Recently I have been working on planning my race calendar for 2012. I already have an idea of most of the races that I want to do but some are still up in the air.
The part I am really struggling with is what races I want to do over the summer. I am not a big fan of the heat so that is really a big factor in where and when I schedule races.
I have found one race that I really want to do. I am so excited for it that I have already been working on a training plan for this race. I love the challenge of this race and am so excited of the possibility of doing it.
So what may be the problem? I have to consider more than just myself when planning races. Even though I live in an apartment by myself during the school year, I still live with my parents over the summer.
And, as much as I hate to say it, my parents still pay for the majority of my things. Remember, I am only 18. My parents are so loving and supportive of me and I am so thankful for them.
But my parents have been really voicing their concerns about my race of choice. They are not sure if doing a race in another state is the best idea for me. They are also worried about committing to a race more than six months in advance.
I know I could do this race despite my parents opinions but I really don't want to. I am going to need to drive almost five hours for this race and therefore will need a hotel room. Plus there are all of the fees involved.
I hate telling my parents what races I want to do and just expecting them to pull out the credit card.
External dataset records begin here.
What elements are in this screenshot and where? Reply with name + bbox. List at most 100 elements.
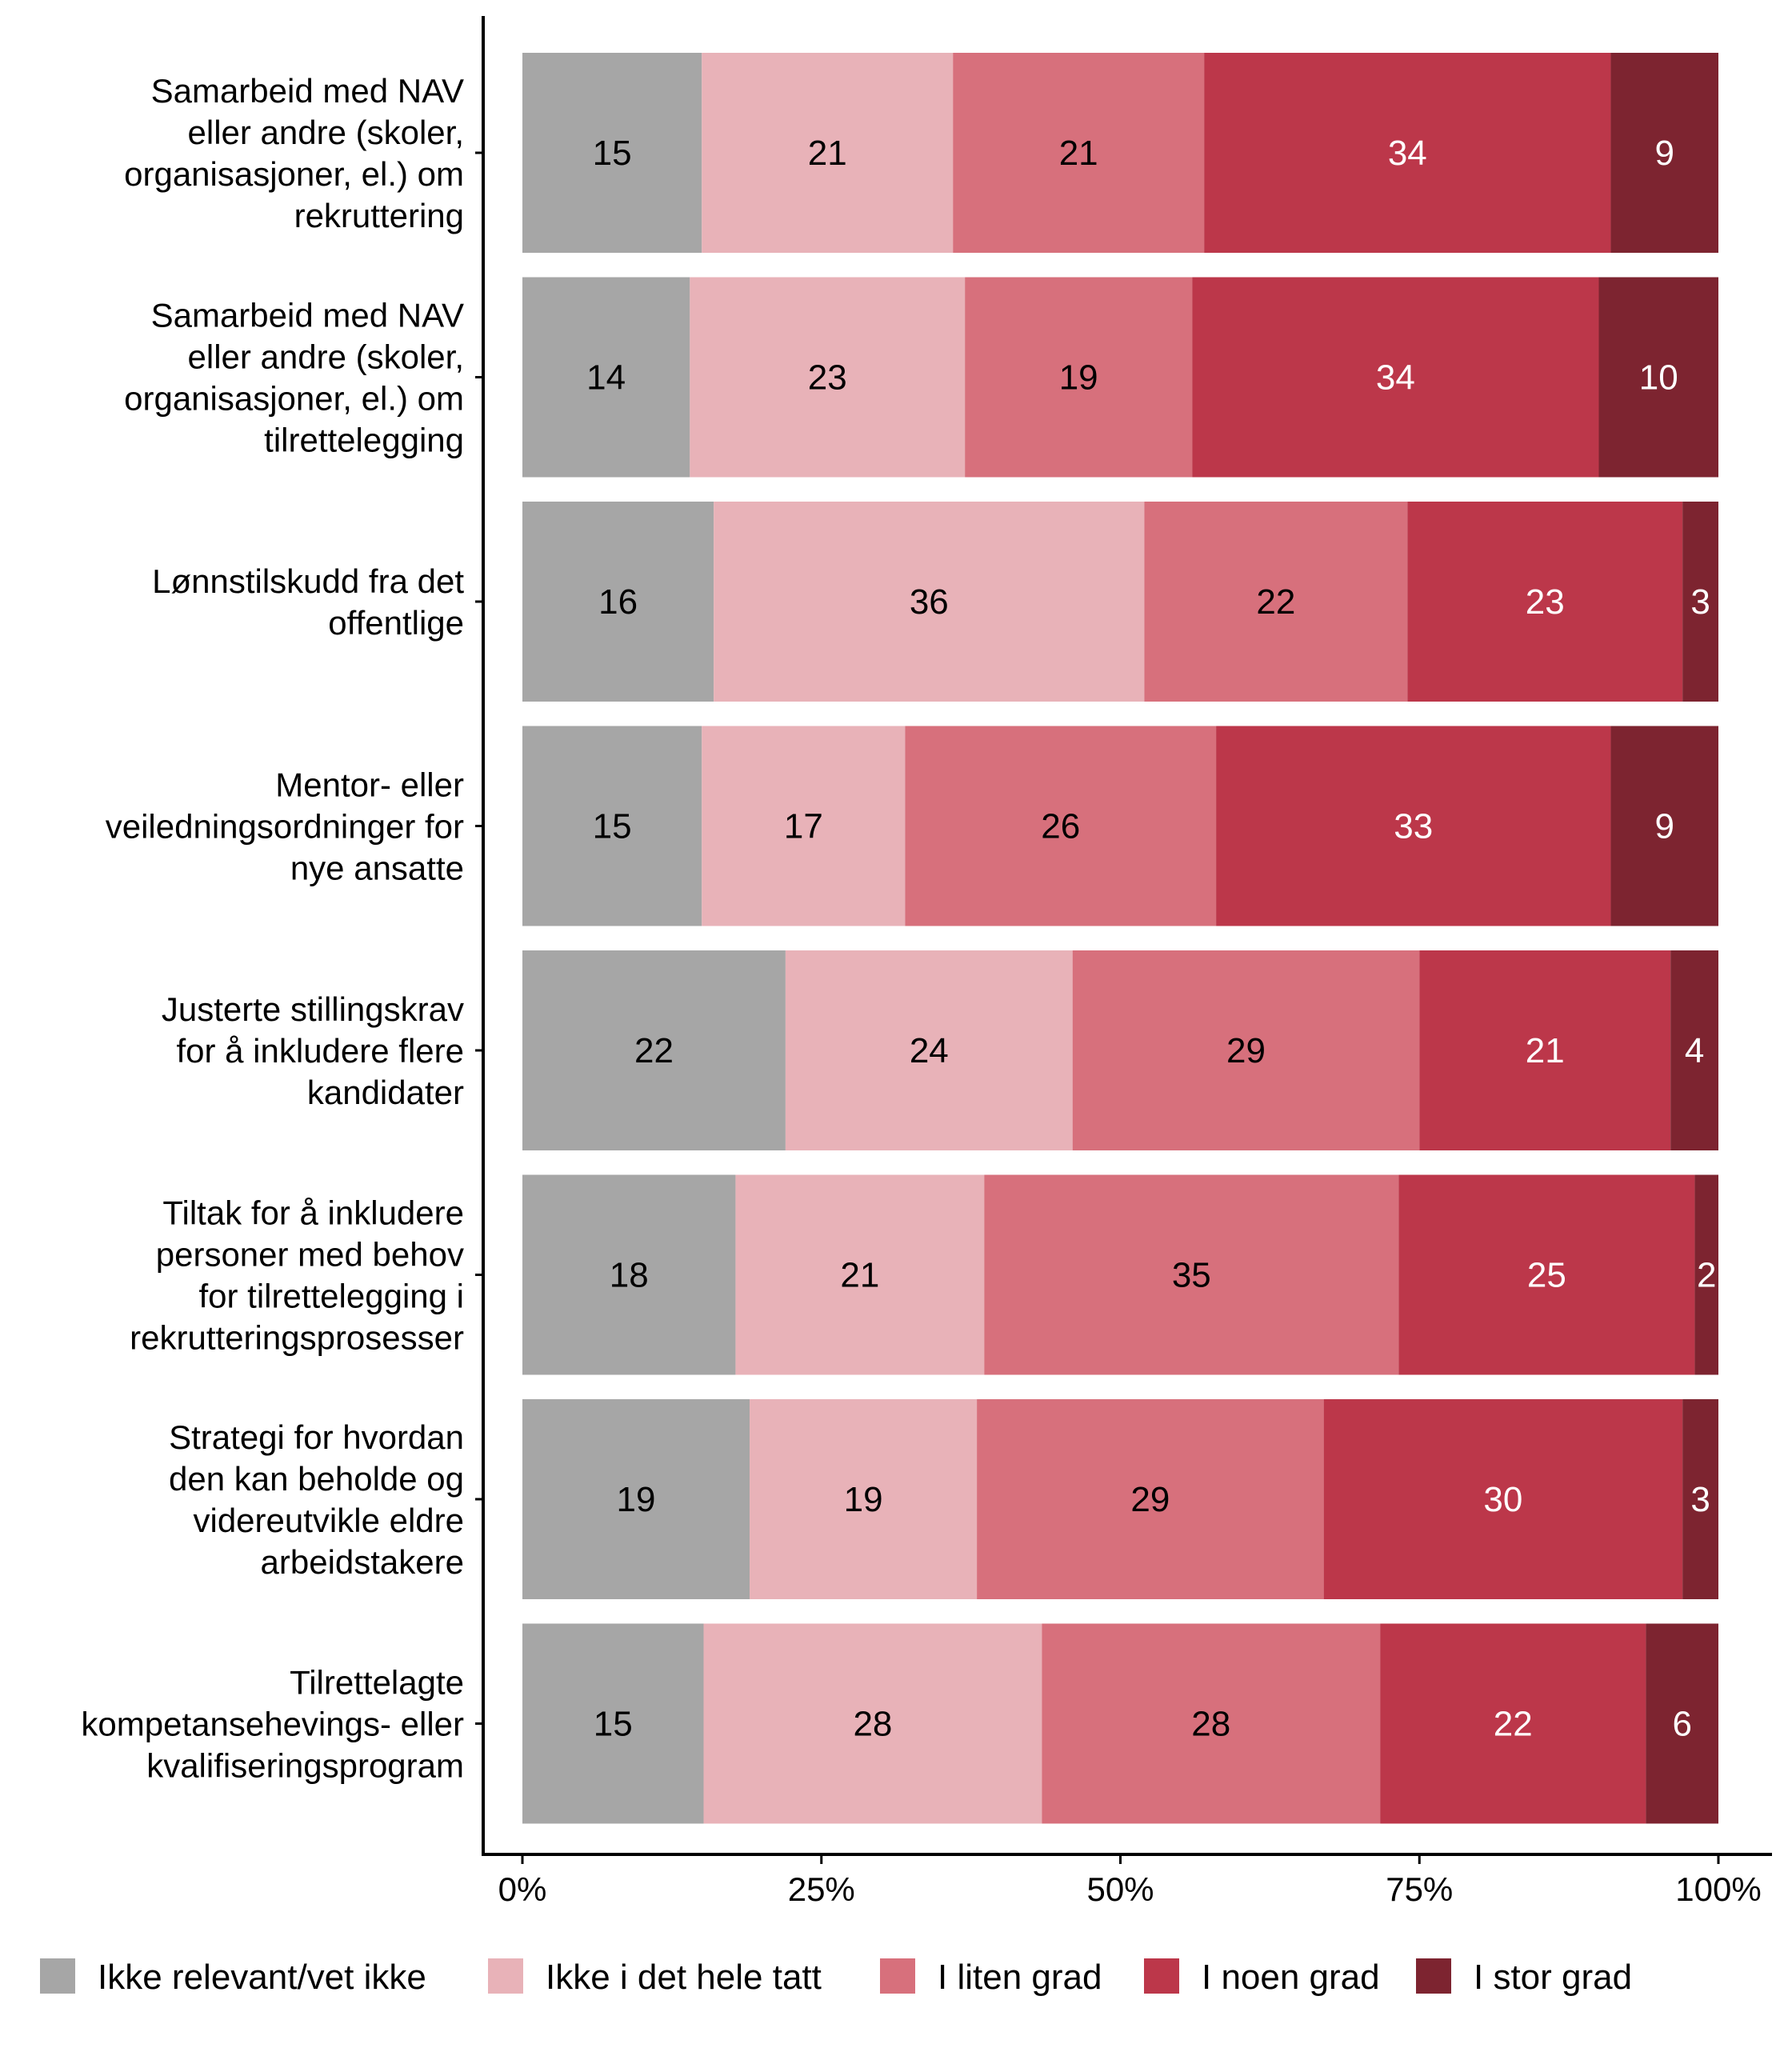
category-label: Tiltak for å inkludere personer med behov… (130, 1194, 464, 1357)
data-label: 15 (593, 134, 632, 173)
data-label: 18 (610, 1256, 649, 1295)
data-label: 19 (844, 1480, 883, 1519)
data-label: 21 (1526, 1031, 1565, 1070)
bar-segment (1610, 53, 1718, 253)
legend-swatch (488, 1958, 523, 1994)
bar-segment (905, 726, 1217, 926)
bar-segment (953, 53, 1205, 253)
bar-segment (714, 502, 1145, 702)
data-label: 23 (1526, 582, 1565, 622)
data-label: 21 (1059, 134, 1098, 173)
legend-label: I noen grad (1202, 1958, 1380, 1997)
data-label: 22 (1494, 1705, 1533, 1744)
bar-row: 14 23 19 34 10 (522, 277, 1718, 478)
legend-item: Ikke relevant/vet ikke (40, 1958, 426, 1997)
bar-segment (522, 726, 702, 926)
bar-segment (965, 277, 1193, 478)
data-label: 30 (1483, 1480, 1522, 1519)
bar-segment (1682, 502, 1718, 702)
data-label: 6 (1672, 1705, 1691, 1744)
bar-segment (1407, 502, 1683, 702)
bar-segment (1682, 1399, 1718, 1599)
bar-segment (1204, 53, 1611, 253)
bar-segment (702, 726, 906, 926)
x-tick-label: 100% (1675, 1870, 1761, 1908)
data-label: 9 (1654, 134, 1674, 173)
data-label: 4 (1685, 1031, 1704, 1070)
legend-item: I liten grad (880, 1958, 1102, 1997)
data-label: 29 (1226, 1031, 1266, 1070)
bar-segment (1144, 502, 1408, 702)
bar-row: 22 24 29 21 4 (522, 950, 1718, 1150)
bar-segment (977, 1399, 1324, 1599)
bar-segment (703, 1623, 1042, 1824)
category-label: Justerte stillingskrav for å inkludere fl… (162, 990, 464, 1111)
bar-segment (1610, 726, 1718, 926)
data-label: 10 (1639, 358, 1678, 398)
bar-segment (1694, 1174, 1718, 1375)
data-label: 14 (586, 358, 626, 398)
bar-segment (522, 950, 786, 1150)
bar-segment (1419, 950, 1671, 1150)
data-label: 36 (910, 582, 949, 622)
category-label: Lønnstilskudd fra det offentlige (152, 562, 464, 642)
bar-segment (702, 53, 954, 253)
bar-segment (1598, 277, 1718, 478)
legend-swatch (1416, 1958, 1451, 1994)
bar-row: 19 19 29 30 3 (522, 1399, 1718, 1599)
legend-swatch (1144, 1958, 1179, 1994)
data-label: 28 (1191, 1705, 1230, 1744)
bar-segment (1216, 726, 1611, 926)
data-label: 3 (1690, 582, 1710, 622)
legend-item: I noen grad (1144, 1958, 1380, 1997)
legend-label: I stor grad (1474, 1958, 1632, 1997)
data-label: 19 (617, 1480, 656, 1519)
data-label: 34 (1376, 358, 1415, 398)
data-label: 28 (853, 1705, 892, 1744)
data-label: 9 (1654, 807, 1674, 846)
bar-segment (735, 1174, 985, 1375)
category-label: Tilrettelagte kompetansehevings- eller kva… (81, 1664, 464, 1785)
bar-segment (1192, 277, 1599, 478)
data-label: 21 (840, 1256, 879, 1295)
bar-segment (690, 277, 966, 478)
bar-segment (522, 502, 714, 702)
bar-segment (750, 1399, 978, 1599)
bar-row: 15 17 26 33 9 (522, 726, 1718, 926)
data-label: 22 (1256, 582, 1295, 622)
bar-segment (1398, 1174, 1695, 1375)
bar-segment (1042, 1623, 1381, 1824)
data-label: 2 (1697, 1256, 1716, 1295)
category-labels: Samarbeid med NAV eller andre (skoler, org… (81, 72, 464, 1785)
bar-segment (785, 950, 1073, 1150)
bar-segment (522, 277, 690, 478)
data-label: 35 (1172, 1256, 1211, 1295)
bar-segment (1670, 950, 1718, 1150)
legend-swatch (880, 1958, 915, 1994)
bar-row: 18 21 35 25 2 (522, 1174, 1718, 1375)
x-tick-label: 25% (788, 1870, 855, 1908)
bar-segment (522, 1174, 736, 1375)
legend: Ikke relevant/vet ikke Ikke i det hele ta… (40, 1958, 1632, 1997)
legend-item: I stor grad (1416, 1958, 1632, 1997)
bar-row: 16 36 22 23 3 (522, 502, 1718, 702)
data-label: 25 (1527, 1256, 1566, 1295)
bar-segment (522, 53, 702, 253)
data-label: 34 (1388, 134, 1427, 173)
bar-segment (1072, 950, 1420, 1150)
bar-segment (522, 1399, 750, 1599)
data-label: 21 (808, 134, 847, 173)
category-label: Samarbeid med NAV eller andre (skoler, org… (124, 297, 464, 459)
bar-segment (984, 1174, 1399, 1375)
x-tick-label: 50% (1086, 1870, 1154, 1908)
data-label: 3 (1690, 1480, 1710, 1519)
bar-segment (1646, 1623, 1718, 1824)
data-label: 15 (594, 1705, 633, 1744)
data-label: 15 (593, 807, 632, 846)
data-label: 17 (784, 807, 823, 846)
category-label: Samarbeid med NAV eller andre (skoler, org… (124, 72, 464, 234)
legend-item: Ikke i det hele tatt (488, 1958, 822, 1997)
x-tick-label: 75% (1386, 1870, 1453, 1908)
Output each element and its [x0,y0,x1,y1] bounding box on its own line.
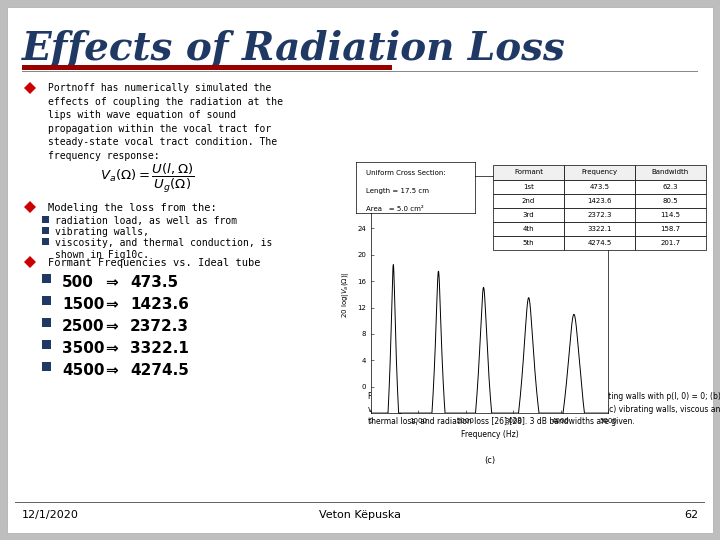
Text: 4500: 4500 [62,363,104,378]
Text: ⇒: ⇒ [105,275,118,290]
Bar [22,65,392,70]
Text: radiation load, as well as from: radiation load, as well as from [55,216,237,226]
Bar [42,362,51,371]
Bar [42,296,51,305]
Text: 500: 500 [62,275,94,290]
Text: Length = 17.5 cm: Length = 17.5 cm [366,187,429,194]
Bar [22,71,698,72]
Text: Figure 4.10  Frequency response of uniform tube with (a) vibrating walls with p(: Figure 4.10 Frequency response of unifor… [368,392,720,426]
Text: vibrating walls,: vibrating walls, [55,227,149,237]
Bar [42,238,49,245]
Text: 2372.3: 2372.3 [130,319,189,334]
Text: 1500: 1500 [62,297,104,312]
Text: 2500: 2500 [62,319,104,334]
Text: viscosity, and thermal conduction, is
shown in Fig10c.: viscosity, and thermal conduction, is sh… [55,238,272,260]
Text: 12/1/2020: 12/1/2020 [22,510,79,520]
Text: 62: 62 [684,510,698,520]
Text: Area   = 5.0 cm²: Area = 5.0 cm² [366,206,423,212]
Bar [42,318,51,327]
Text: ⇒: ⇒ [105,363,118,378]
Text: ⇒: ⇒ [105,341,118,356]
Text: (c): (c) [484,456,495,465]
Text: Effects of Radiation Loss: Effects of Radiation Loss [22,30,566,68]
Bar [42,274,51,283]
X-axis label: Frequency (Hz): Frequency (Hz) [461,429,518,438]
Bar [42,216,49,223]
Text: ⇒: ⇒ [105,297,118,312]
Text: 3500: 3500 [62,341,104,356]
Text: ⇒: ⇒ [105,319,118,334]
Text: $V_a(\Omega) = \dfrac{U(l,\Omega)}{U_g(\Omega)}$: $V_a(\Omega) = \dfrac{U(l,\Omega)}{U_g(\… [100,162,194,195]
Y-axis label: 20 log|$V_a(\Omega)$|: 20 log|$V_a(\Omega)$| [341,271,351,318]
FancyBboxPatch shape [7,7,713,533]
Text: Uniform Cross Section:: Uniform Cross Section: [366,170,446,176]
Text: 1423.6: 1423.6 [130,297,189,312]
Text: Portnoff has numerically simulated the
effects of coupling the radiation at the
: Portnoff has numerically simulated the e… [48,83,283,161]
Bar [15,502,705,503]
Text: Modeling the loss from the:: Modeling the loss from the: [48,203,217,213]
Bar [42,227,49,234]
Text: 4274.5: 4274.5 [130,363,189,378]
Bar [42,340,51,349]
Text: 473.5: 473.5 [130,275,178,290]
Text: Veton Këpuska: Veton Këpuska [319,510,401,520]
Text: 3322.1: 3322.1 [130,341,189,356]
Text: Formant Frequencies vs. Ideal tube: Formant Frequencies vs. Ideal tube [48,258,261,268]
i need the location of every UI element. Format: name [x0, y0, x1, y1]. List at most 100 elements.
I do ant to put it out there that although I do not have a job, I have arranged a deal with my parents where I work for them instead. I really am not as spoiled as I am sounding in this post.
The point of this post is not to criticize my parents for being hesitant to sign up for a pretty big race. I just wanted to voice some of my frustrations. Please don't suggest I get a job so I have money to pay for things myself. This is not about money. It is about having my parents supporting my decisions and being there with me on race day.